News outlets quote UNE President James Herbert on planning for the effects of coronavirus on fall term
As the media begin to explore how colleges and universities are preparing for the fall semester, a time during which public health conditions caused by the COVID-19 pandemic are yet unknown, UNE President James D. Herbert, Ph.D., was recently quoted by two Maine news outlets that took a close look at how institutions of higher education around the state of Maine are preparing for the start of a new academic year amidst great uncertainty.
On April 15, the Portland Press Herald published an article titled “Maine colleges plan for how coronavirus could affect fall semester,” which reported on the various contingency plans now being created for the fall term by UNE, the University of Maine system, and Bates, Bowdoin, and Colby colleges.
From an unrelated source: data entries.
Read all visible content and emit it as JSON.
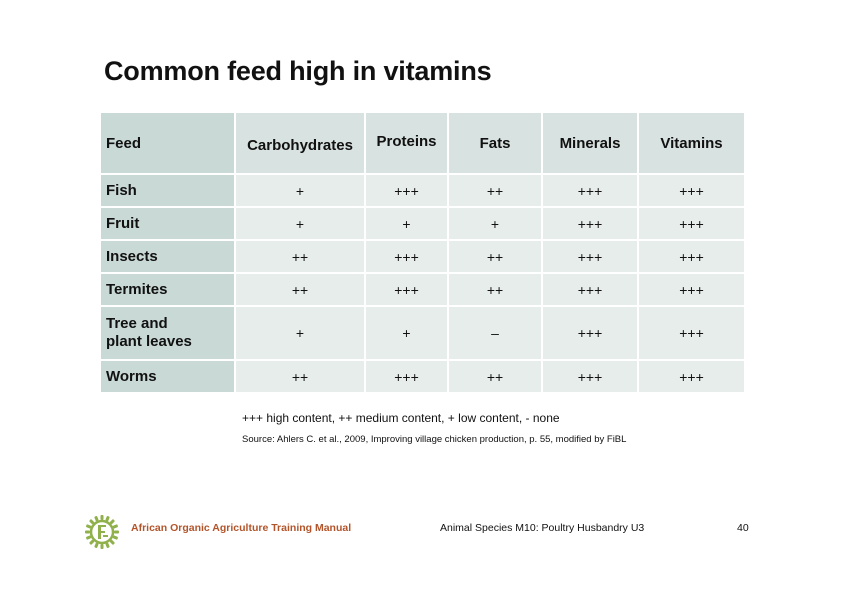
{
  "slide": {
    "title": "Common feed high in vitamins"
  },
  "table": {
    "headers": [
      "Feed",
      "Carbohydrates",
      "Proteins",
      "Fats",
      "Minerals",
      "Vitamins"
    ],
    "rows": [
      {
        "feed": "Fish",
        "carbohydrates": "+",
        "proteins": "+++",
        "fats": "++",
        "minerals": "+++",
        "vitamins": "+++"
      },
      {
        "feed": "Fruit",
        "carbohydrates": "+",
        "proteins": "+",
        "fats": "+",
        "minerals": "+++",
        "vitamins": "+++"
      },
      {
        "feed": "Insects",
        "carbohydrates": "++",
        "proteins": "+++",
        "fats": "++",
        "minerals": "+++",
        "vitamins": "+++"
      },
      {
        "feed": "Termites",
        "carbohydrates": "++",
        "proteins": "+++",
        "fats": "++",
        "minerals": "+++",
        "vitamins": "+++"
      },
      {
        "feed_line1": "Tree and",
        "feed_line2": "plant leaves",
        "carbohydrates": "+",
        "proteins": "+",
        "fats": "–",
        "minerals": "+++",
        "vitamins": "+++"
      },
      {
        "feed": "Worms",
        "carbohydrates": "++",
        "proteins": "+++",
        "fats": "++",
        "minerals": "+++",
        "vitamins": "+++"
      }
    ]
  },
  "legend": "+++ high content, ++ medium content, + low content, - none",
  "source": "Source: Ahlers C. et al., 2009, Improving village chicken production, p. 55, modified by FiBL",
  "footer": {
    "manual": "African Organic Agriculture Training Manual",
    "module": "Animal Species M10: Poultry Husbandry U3",
    "page": "40"
  },
  "colors": {
    "header_bg": "#d8e2e0",
    "feed_col_bg": "#c9d9d6",
    "cell_bg": "#e7edeb",
    "manual_text": "#b2542a",
    "logo": "#8fb04a"
  },
  "icons": {
    "logo": "aoatm-sun-logo-icon"
  }
}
The article quoted Herbert from his April 14 email to the UNE community in which he announced the charge of an ad hoc committee to explore various scenarios the University may face come September. “These are not small challenges to confront, and so many of the variables that will determine what the educational landscape actually looks like in the fall remain unknown at this time,” he said.
The article explained that the ad hoc committee will plan for at least two different scenarios – one in which the virus is contained to the point that students are able to return to campus and one in which the virus has not been adequately contained, necessitating the continuance of online instruction.
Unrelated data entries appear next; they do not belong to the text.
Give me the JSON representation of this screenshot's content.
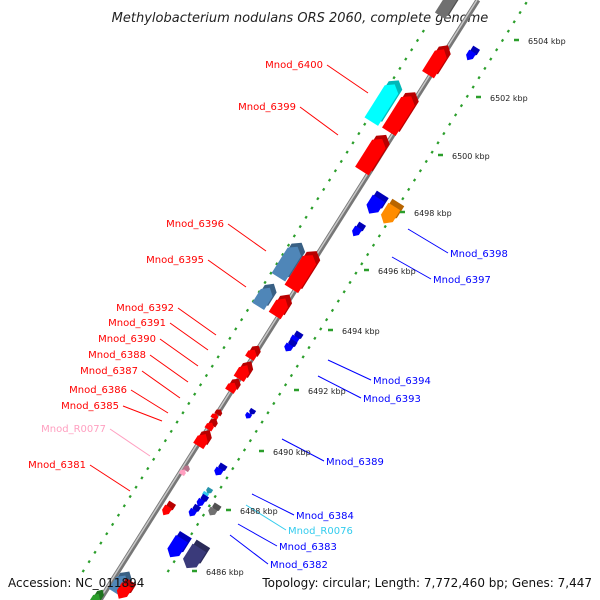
{
  "header": {
    "title": "Methylobacterium nodulans ORS 2060, complete genome"
  },
  "footer": {
    "accession": "Accession: NC_011894",
    "topology": "Topology: circular; Length: 7,772,460 bp; Genes: 7,447"
  },
  "colors": {
    "forward_gene": "#ff0000",
    "reverse_gene": "#0000ff",
    "cyan_gene": "#00ffff",
    "orange_gene": "#ff8c00",
    "steelblue_gene": "#4f86b8",
    "navy_gene": "#3a3a7a",
    "gray_gene": "#707070",
    "rna_pink": "#ff9fc0",
    "rna_cyan": "#33ccee",
    "tick_green": "#2b9e2b",
    "backbone": "#8a8a8a"
  },
  "kbp_ticks": [
    "6504 kbp",
    "6502 kbp",
    "6500 kbp",
    "6498 kbp",
    "6496 kbp",
    "6494 kbp",
    "6492 kbp",
    "6490 kbp",
    "6488 kbp",
    "6486 kbp"
  ],
  "left_labels": [
    {
      "text": "Mnod_6400",
      "color": "#ff0000"
    },
    {
      "text": "Mnod_6399",
      "color": "#ff0000"
    },
    {
      "text": "Mnod_6396",
      "color": "#ff0000"
    },
    {
      "text": "Mnod_6395",
      "color": "#ff0000"
    },
    {
      "text": "Mnod_6392",
      "color": "#ff0000"
    },
    {
      "text": "Mnod_6391",
      "color": "#ff0000"
    },
    {
      "text": "Mnod_6390",
      "color": "#ff0000"
    },
    {
      "text": "Mnod_6388",
      "color": "#ff0000"
    },
    {
      "text": "Mnod_6387",
      "color": "#ff0000"
    },
    {
      "text": "Mnod_6386",
      "color": "#ff0000"
    },
    {
      "text": "Mnod_6385",
      "color": "#ff0000"
    },
    {
      "text": "Mnod_R0077",
      "color": "#ff9fc0"
    },
    {
      "text": "Mnod_6381",
      "color": "#ff0000"
    }
  ],
  "right_labels": [
    {
      "text": "Mnod_6398",
      "color": "#0000ff"
    },
    {
      "text": "Mnod_6397",
      "color": "#0000ff"
    },
    {
      "text": "Mnod_6394",
      "color": "#0000ff"
    },
    {
      "text": "Mnod_6393",
      "color": "#0000ff"
    },
    {
      "text": "Mnod_6389",
      "color": "#0000ff"
    },
    {
      "text": "Mnod_6384",
      "color": "#0000ff"
    },
    {
      "text": "Mnod_R0076",
      "color": "#33ccee"
    },
    {
      "text": "Mnod_6383",
      "color": "#0000ff"
    },
    {
      "text": "Mnod_6382",
      "color": "#0000ff"
    }
  ]
}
In the first scenario, the University would need a plan for dealing with the possibility of ill students. The other scenario would present its own set of problems. “We would face real challenges when it comes to assimilating new students into our community, meeting the needs of students in programs requiring hands-on learning as critical components of their curriculum, maintaining the momentum of our global education programs, and so on,” Herbert said. “This scenario is obviously not what we are hoping for, but we would be remiss not to plan for this contingency.”
Unlike some college presidents like David Greene of Colby College, who was quoted as favoring a delayed start of the year (with an extended end date in the spring) rather than continuing online education, Herbert said his preference would be to open on time, even if substantial adjustments would be required. “I don’t know what it’s going to be. But I would rather open up, even if it means we have to modify how we do business, than not open up until we can open in a completely normal way,” he stated.
In a segment that aired on April 17 on NEWS CENTER Maine, Herbert reaffirmed his hope to be able to adhere to the normal academic year’s schedule. “Our goal is to be open one way or the other in the fall,” he remarked. “That’s what we’re planning towards, and that’s what we’re hoping for. Now we recognize that until a vaccine comes along, it’s probably going to look a little different.”
The segment noted that Herbert’s first priority is the safety of the students and that, among other issues, UNE faculty and staff are looking into ways to alter the size of classes if students are able to return to campus. They are also considering how to best to proceed in delivering curriculum online in a scenario in which remote learning must continue.